Last month, she picked up copies of The Fig Tree to deliver to Origin, her church, and Unity Church near her home.

She has helped with mailings, deliveries, editing, hosting benefit tables, planning benefit events, doing volunteer tasks at events, making phone calls, assisting at displays and spreading the word about The Fig Tree.

She has spent almost all of her years in Spokane, graduating from Lewis & Clark High School and attending Washington State College in Pullman for three years.  She met her husband, Dale, there.  She had majored in recreation with the goal of being a professional Girl Scout.  Dale worked with AAA in Spokane, giving her the freedom to volunteer with Girl Scouts.

Her involvement with Girl Scouts led to connection with Mukogawa’s Girl Day and the doll festival, Hinamatsuri.  For many years, she volunteered with the Japanese Cultural Center, putting out friendship dolls during March.

Most Japanese girls receive traditional dolls from their mothers or grandmothers on their first Hinamatsuri, a 1,000-year-old tradition. At Mukogawa, Girl Scouts help put out the girl dolls.

Marilyn became involved with Girl Scouts at the age of nine, because of her love of the outdoors and because her father, a member of Lions Club that supported Girl Scouts, had helped buy land where the Girl Scout Camp Four Echoes is near Worley, Idaho.

“I loved the camp and was there the first day.  My mother was a Girl Scout leader.  I was a camp counselor and assistant director.  I have led troops for my daughter, Cyn, and granddaughter.”

Marilyn also helped start the day camp program with Spokane Parks and Recreation in the woods at Valleyford County Park before she served as president of the Council.

“Girl Scouts, like The Fig Tree, has international ties.  We have four international houses—London, Switzerland, Mexico and India,” said Marilyn, who visited all but the one in India. 

She has traveled internationally with Dale, when he served on the National AAA Board, going to Holland, Greece, Italy, Estonia, Russia, Rwanda and Tanzania. 

In 1983, she took 30 Girl Scouts to Japan, where they had three-week home stays.  While there, a Baptist missionary pastor offered to assist the girls, teaching them Japanese.

Marilyn has had ties with Malawi, including sending a group of Girl Scouts with sports equipment on a visit and connecting with three Malawian Catholic priests, who studied at Gonzaga.

“It’s important to try to know other people’s cultures, thoughts and religions.  We are all one under God,” she said.

While the Whitworth Auxiliary was Presbyterian women when it began in 1912, Dorothy Dixon, who was daughter of the founder and secretary at Central Christian Church, invited Marilyn to the Silver Tea fund raiser in the early 1970s and asked her to join.  Since then it became ecumenical.

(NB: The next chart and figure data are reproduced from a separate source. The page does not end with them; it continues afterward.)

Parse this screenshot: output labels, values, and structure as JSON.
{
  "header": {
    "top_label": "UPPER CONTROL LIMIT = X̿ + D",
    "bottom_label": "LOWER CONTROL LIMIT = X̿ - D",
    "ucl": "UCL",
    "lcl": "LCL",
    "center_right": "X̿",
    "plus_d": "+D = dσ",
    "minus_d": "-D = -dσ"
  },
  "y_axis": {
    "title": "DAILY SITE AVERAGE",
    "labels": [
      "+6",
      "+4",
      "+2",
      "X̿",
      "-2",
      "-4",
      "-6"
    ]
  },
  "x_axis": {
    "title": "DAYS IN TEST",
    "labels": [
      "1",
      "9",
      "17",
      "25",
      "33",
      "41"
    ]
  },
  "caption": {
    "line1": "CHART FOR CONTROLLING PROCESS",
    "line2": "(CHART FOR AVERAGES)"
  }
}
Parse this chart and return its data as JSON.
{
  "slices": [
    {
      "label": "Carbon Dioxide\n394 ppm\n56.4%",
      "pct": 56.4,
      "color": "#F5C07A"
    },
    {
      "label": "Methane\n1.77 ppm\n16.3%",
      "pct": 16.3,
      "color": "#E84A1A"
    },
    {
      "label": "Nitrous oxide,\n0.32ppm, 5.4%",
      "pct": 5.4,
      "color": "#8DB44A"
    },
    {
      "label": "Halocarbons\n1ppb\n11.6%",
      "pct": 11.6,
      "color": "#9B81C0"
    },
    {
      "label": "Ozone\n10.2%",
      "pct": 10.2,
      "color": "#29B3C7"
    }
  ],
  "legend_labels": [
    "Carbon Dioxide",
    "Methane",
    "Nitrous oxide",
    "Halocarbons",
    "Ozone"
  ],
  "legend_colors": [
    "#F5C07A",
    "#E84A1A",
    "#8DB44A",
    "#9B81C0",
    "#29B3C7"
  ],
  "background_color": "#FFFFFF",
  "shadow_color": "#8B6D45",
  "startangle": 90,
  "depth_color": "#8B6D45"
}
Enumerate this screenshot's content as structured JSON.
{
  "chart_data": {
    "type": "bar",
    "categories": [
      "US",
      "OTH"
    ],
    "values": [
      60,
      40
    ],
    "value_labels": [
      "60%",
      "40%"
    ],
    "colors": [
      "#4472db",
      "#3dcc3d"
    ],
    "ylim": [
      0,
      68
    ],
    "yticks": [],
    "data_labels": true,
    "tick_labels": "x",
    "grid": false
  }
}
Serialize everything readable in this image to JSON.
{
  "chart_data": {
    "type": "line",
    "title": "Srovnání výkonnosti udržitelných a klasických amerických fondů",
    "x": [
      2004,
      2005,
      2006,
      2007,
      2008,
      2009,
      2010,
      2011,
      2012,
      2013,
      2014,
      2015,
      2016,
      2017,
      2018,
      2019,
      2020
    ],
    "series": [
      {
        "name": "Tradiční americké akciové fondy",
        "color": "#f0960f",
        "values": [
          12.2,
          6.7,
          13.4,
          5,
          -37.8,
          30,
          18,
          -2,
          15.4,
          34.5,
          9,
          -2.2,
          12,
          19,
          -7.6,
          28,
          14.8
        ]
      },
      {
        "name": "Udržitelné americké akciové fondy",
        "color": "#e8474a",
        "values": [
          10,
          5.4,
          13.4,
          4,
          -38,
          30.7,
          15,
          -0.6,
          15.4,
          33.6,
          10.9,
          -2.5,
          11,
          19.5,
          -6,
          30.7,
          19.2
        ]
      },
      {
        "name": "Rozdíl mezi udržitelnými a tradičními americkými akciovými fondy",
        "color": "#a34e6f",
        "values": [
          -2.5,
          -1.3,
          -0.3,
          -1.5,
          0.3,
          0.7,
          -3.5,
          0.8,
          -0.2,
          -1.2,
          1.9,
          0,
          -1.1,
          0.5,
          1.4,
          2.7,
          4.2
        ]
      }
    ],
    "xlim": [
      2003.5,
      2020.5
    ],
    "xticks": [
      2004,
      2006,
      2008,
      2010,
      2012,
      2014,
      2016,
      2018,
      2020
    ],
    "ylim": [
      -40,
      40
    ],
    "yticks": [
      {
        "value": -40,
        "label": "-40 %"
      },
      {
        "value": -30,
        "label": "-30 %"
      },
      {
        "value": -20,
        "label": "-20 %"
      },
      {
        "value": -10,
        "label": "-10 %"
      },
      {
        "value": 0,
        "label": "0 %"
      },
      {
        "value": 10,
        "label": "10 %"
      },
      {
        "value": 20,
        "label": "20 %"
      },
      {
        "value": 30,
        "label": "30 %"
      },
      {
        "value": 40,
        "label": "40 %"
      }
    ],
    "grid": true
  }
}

The auxiliary supports international students, helps paint and make curtains for residence halls, and tunes the pianos in the halls, among many activities.

Marilyn appreciated its role in funding international students. She befriended several international students.

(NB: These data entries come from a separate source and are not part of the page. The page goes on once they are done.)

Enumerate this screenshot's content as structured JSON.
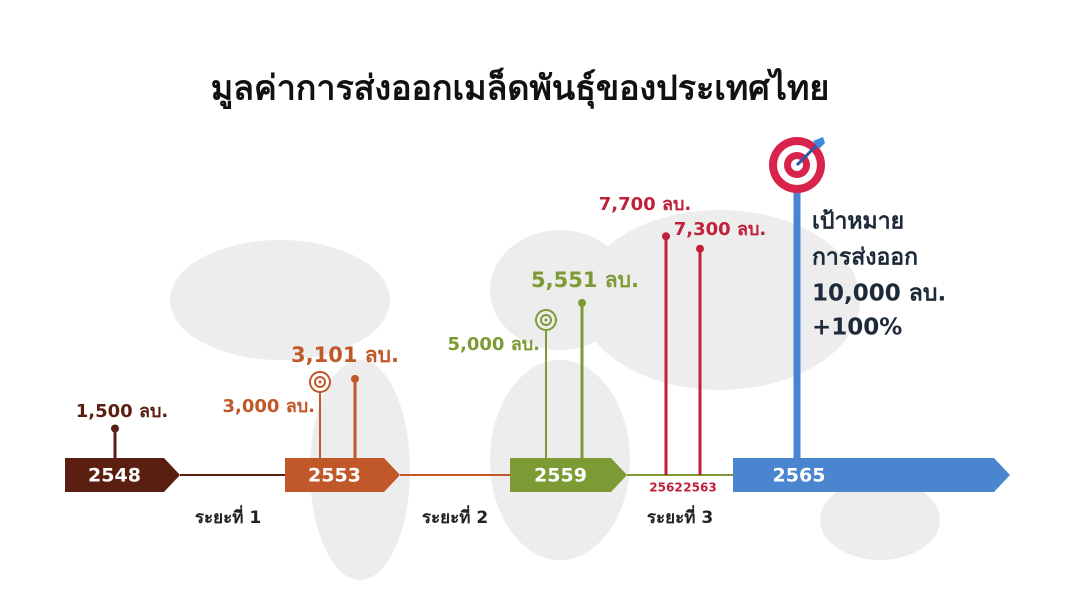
{
  "chart_data": {
    "type": "lollipop",
    "title": "มูลค่าการส่งออกเมล็ดพันธุ์ของประเทศไทย",
    "stages": [
      {
        "label": "2548",
        "color": "#5b1f12"
      },
      {
        "label": "2553",
        "color": "#c0582a"
      },
      {
        "label": "2559",
        "color": "#7d9b35"
      },
      {
        "label": "2565",
        "color": "#4a86d0"
      }
    ],
    "periods": [
      "ระยะที่ 1",
      "ระยะที่ 2",
      "ระยะที่ 3"
    ],
    "points": {
      "values": [
        1500,
        3000,
        3101,
        5000,
        5551,
        7700,
        7300
      ],
      "value_labels": [
        "1,500 ลบ.",
        "3,000 ลบ.",
        "3,101 ลบ.",
        "5,000 ลบ.",
        "5,551 ลบ.",
        "7,700 ลบ.",
        "7,300 ลบ."
      ],
      "years": [
        null,
        null,
        null,
        null,
        null,
        "2562",
        "2563"
      ],
      "colors": [
        "#5b1f12",
        "#c0582a",
        "#c0582a",
        "#7d9b35",
        "#7d9b35",
        "#c0213a",
        "#c0213a"
      ],
      "targets": [
        false,
        true,
        false,
        true,
        false,
        false,
        false
      ]
    },
    "goal": {
      "lines": [
        "เป้าหมาย",
        "การส่งออก"
      ],
      "value": 10000,
      "value_label": "10,000 ลบ.",
      "change": {
        "value": 100,
        "label": "+100%"
      },
      "color": "#4a86d0"
    }
  }
}
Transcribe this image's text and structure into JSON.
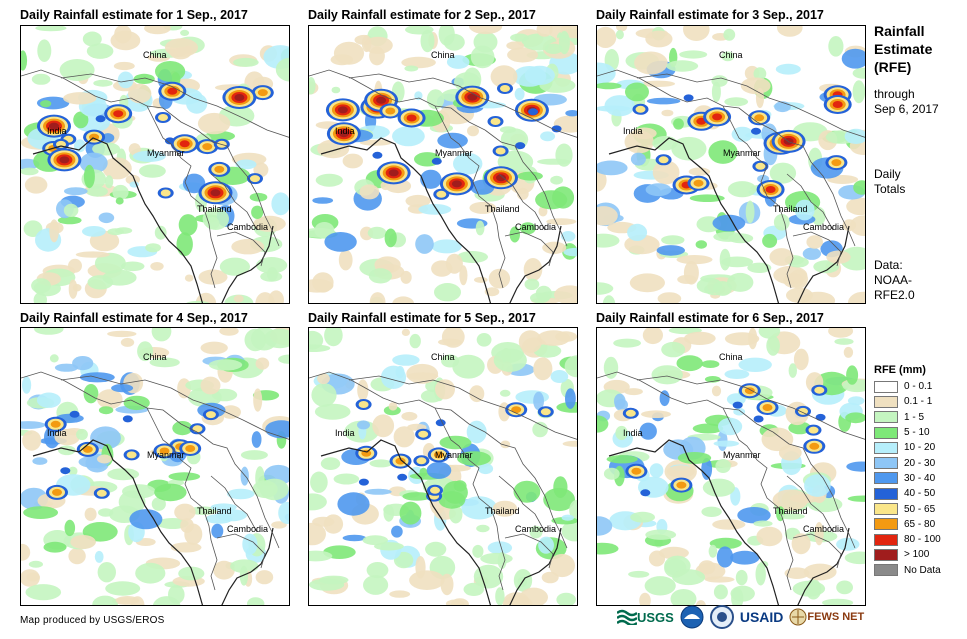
{
  "panels": [
    {
      "title": "Daily Rainfall estimate for 1 Sep., 2017",
      "intensity": "very-high"
    },
    {
      "title": "Daily Rainfall estimate for 2 Sep., 2017",
      "intensity": "very-high"
    },
    {
      "title": "Daily Rainfall estimate for 3 Sep., 2017",
      "intensity": "high"
    },
    {
      "title": "Daily Rainfall estimate for 4 Sep., 2017",
      "intensity": "medium"
    },
    {
      "title": "Daily Rainfall estimate for 5 Sep., 2017",
      "intensity": "medium"
    },
    {
      "title": "Daily Rainfall estimate for 6 Sep., 2017",
      "intensity": "medium"
    }
  ],
  "place_labels": {
    "china": "China",
    "india": "India",
    "myanmar": "Myanmar",
    "thailand": "Thailand",
    "cambodia": "Cambodia"
  },
  "sidebar": {
    "title_line1": "Rainfall",
    "title_line2": "Estimate",
    "title_line3": "(RFE)",
    "sub_line1": "through",
    "sub_line2": "Sep 6, 2017",
    "daily_line1": "Daily",
    "daily_line2": "Totals",
    "data_line1": "Data:",
    "data_line2": "NOAA-",
    "data_line3": "RFE2.0"
  },
  "legend": {
    "title": "RFE (mm)",
    "classes": [
      {
        "label": "0 - 0.1",
        "color": "#ffffff"
      },
      {
        "label": "0.1 - 1",
        "color": "#efe0c0"
      },
      {
        "label": "1 - 5",
        "color": "#c4f5c0"
      },
      {
        "label": "5 - 10",
        "color": "#7ee878"
      },
      {
        "label": "10 - 20",
        "color": "#b6eefb"
      },
      {
        "label": "20 - 30",
        "color": "#8ec6f6"
      },
      {
        "label": "30 - 40",
        "color": "#4f98ee"
      },
      {
        "label": "40 - 50",
        "color": "#2462d8"
      },
      {
        "label": "50 - 65",
        "color": "#fae68a"
      },
      {
        "label": "65 - 80",
        "color": "#f39a12"
      },
      {
        "label": "80 - 100",
        "color": "#e2250f"
      },
      {
        "label": "> 100",
        "color": "#a01d1d"
      },
      {
        "label": "No Data",
        "color": "#8a8a8a"
      }
    ]
  },
  "footer": {
    "credit": "Map produced by USGS/EROS"
  },
  "logos": {
    "usgs": "USGS",
    "usaid": "USAID",
    "fewsnet": "FEWS NET"
  }
}
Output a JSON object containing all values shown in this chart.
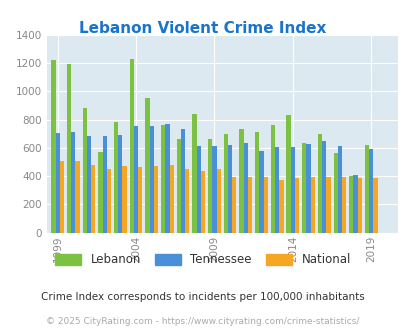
{
  "title": "Lebanon Violent Crime Index",
  "title_color": "#1874cd",
  "years": [
    1999,
    2000,
    2001,
    2002,
    2003,
    2004,
    2005,
    2006,
    2007,
    2008,
    2009,
    2010,
    2011,
    2012,
    2013,
    2014,
    2015,
    2016,
    2017,
    2018,
    2019
  ],
  "lebanon": [
    1220,
    1195,
    880,
    570,
    785,
    1230,
    950,
    760,
    665,
    840,
    665,
    695,
    730,
    715,
    760,
    830,
    635,
    700,
    565,
    400,
    620
  ],
  "tennessee": [
    705,
    715,
    685,
    685,
    690,
    755,
    755,
    765,
    730,
    610,
    610,
    620,
    635,
    580,
    605,
    605,
    625,
    650,
    615,
    405,
    595
  ],
  "national": [
    505,
    505,
    475,
    450,
    470,
    465,
    470,
    475,
    450,
    435,
    450,
    395,
    390,
    390,
    370,
    385,
    390,
    395,
    395,
    385,
    385
  ],
  "lebanon_color": "#7bc142",
  "tennessee_color": "#4a90d9",
  "national_color": "#f5a623",
  "bg_color": "#dce9f0",
  "ylim": [
    0,
    1400
  ],
  "yticks": [
    0,
    200,
    400,
    600,
    800,
    1000,
    1200,
    1400
  ],
  "xtick_years": [
    1999,
    2004,
    2009,
    2014,
    2019
  ],
  "footnote": "Crime Index corresponds to incidents per 100,000 inhabitants",
  "copyright": "© 2025 CityRating.com - https://www.cityrating.com/crime-statistics/",
  "legend_labels": [
    "Lebanon",
    "Tennessee",
    "National"
  ],
  "bar_width": 0.27
}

For many years, she and Dale read to preschool children.  She read to children at the Bethel African American Church’s preschool for 10 years until it closed. 

She also read with preschoolers at St. Charles’ Catholic and the Hearts & Rainbows Preschool at Bethlehem Lutheran Church on S. Ray.  Dale has read at St. John Vianney’s preschool.

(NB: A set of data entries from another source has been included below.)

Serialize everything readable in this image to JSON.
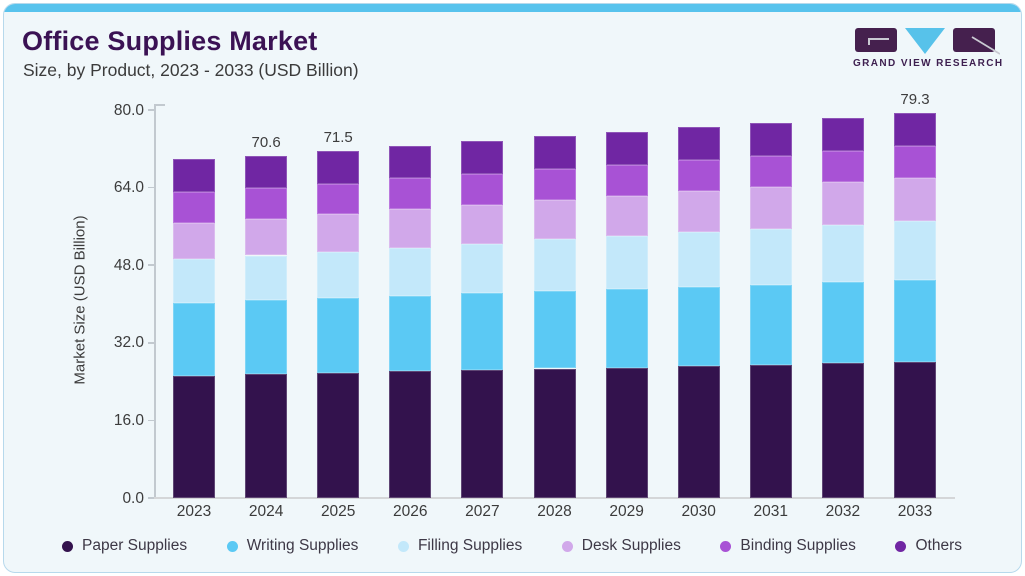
{
  "header": {
    "title": "Office Supplies Market",
    "subtitle": "Size, by Product, 2023 - 2033 (USD Billion)",
    "brand_name": "GRAND VIEW RESEARCH"
  },
  "colors": {
    "accent_bar": "#58c3ed",
    "card_background": "#f0f7fa",
    "card_border": "#b7d9ec",
    "title": "#3b1254",
    "axis": "#c2c9cf",
    "brand_dark_purple": "#45204e",
    "brand_light_blue": "#57c2ea"
  },
  "chart_data": {
    "type": "bar",
    "stacked": true,
    "title": "Office Supplies Market",
    "subtitle": "Size, by Product, 2023 - 2033 (USD Billion)",
    "xlabel": "",
    "ylabel": "Market Size (USD Billion)",
    "ylim": [
      0,
      80
    ],
    "grid": false,
    "legend_position": "bottom",
    "yticks": [
      0,
      16,
      32,
      48,
      64,
      80
    ],
    "ytick_labels": [
      "0.0",
      "16.0",
      "32.0",
      "48.0",
      "64.0",
      "80.0"
    ],
    "categories": [
      "2023",
      "2024",
      "2025",
      "2026",
      "2027",
      "2028",
      "2029",
      "2030",
      "2031",
      "2032",
      "2033"
    ],
    "series": [
      {
        "name": "Paper Supplies",
        "color": "#33124d",
        "values": [
          25.2,
          25.5,
          25.8,
          26.1,
          26.4,
          26.7,
          26.9,
          27.2,
          27.5,
          27.8,
          28.1
        ]
      },
      {
        "name": "Writing Supplies",
        "color": "#5bc9f4",
        "values": [
          15.1,
          15.3,
          15.4,
          15.6,
          15.8,
          16.0,
          16.2,
          16.4,
          16.5,
          16.7,
          16.9
        ]
      },
      {
        "name": "Filling Supplies",
        "color": "#c3e8fa",
        "values": [
          9.0,
          9.2,
          9.5,
          9.9,
          10.2,
          10.6,
          10.9,
          11.2,
          11.5,
          11.8,
          12.1
        ]
      },
      {
        "name": "Desk Supplies",
        "color": "#d1a8ea",
        "values": [
          7.5,
          7.6,
          7.8,
          7.9,
          8.1,
          8.2,
          8.3,
          8.5,
          8.6,
          8.8,
          8.9
        ]
      },
      {
        "name": "Binding Supplies",
        "color": "#a852d5",
        "values": [
          6.3,
          6.3,
          6.3,
          6.4,
          6.4,
          6.4,
          6.4,
          6.4,
          6.5,
          6.5,
          6.5
        ]
      },
      {
        "name": "Others",
        "color": "#7026a3",
        "values": [
          6.7,
          6.7,
          6.7,
          6.7,
          6.7,
          6.8,
          6.8,
          6.8,
          6.8,
          6.8,
          6.8
        ]
      }
    ],
    "totals": [
      69.8,
      70.6,
      71.5,
      72.6,
      73.6,
      74.7,
      75.5,
      76.5,
      77.4,
      78.4,
      79.3
    ],
    "bar_labels": {
      "2024": "70.6",
      "2025": "71.5",
      "2033": "79.3"
    }
  }
}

Marilyn grew up in Central Christian Church downtown on Third and Stevens, until the freeway came through. 

It moved to 57th and Palouse Hwy., and became Covenant Christian Church. More than 10 years ago, the church sold the building and moved to 57th and Regal. 

Still a Disciples of Christ congregation, it recently changed its name to Origin Church, in the woods at 5115 S. Freya.

Through the years with the church, she taught Sunday school, was president of the board and was involved in the women’s fellowship.

Her memorial service was June 1. Family have requested that people “bless” their favorite charity with gifts in her name.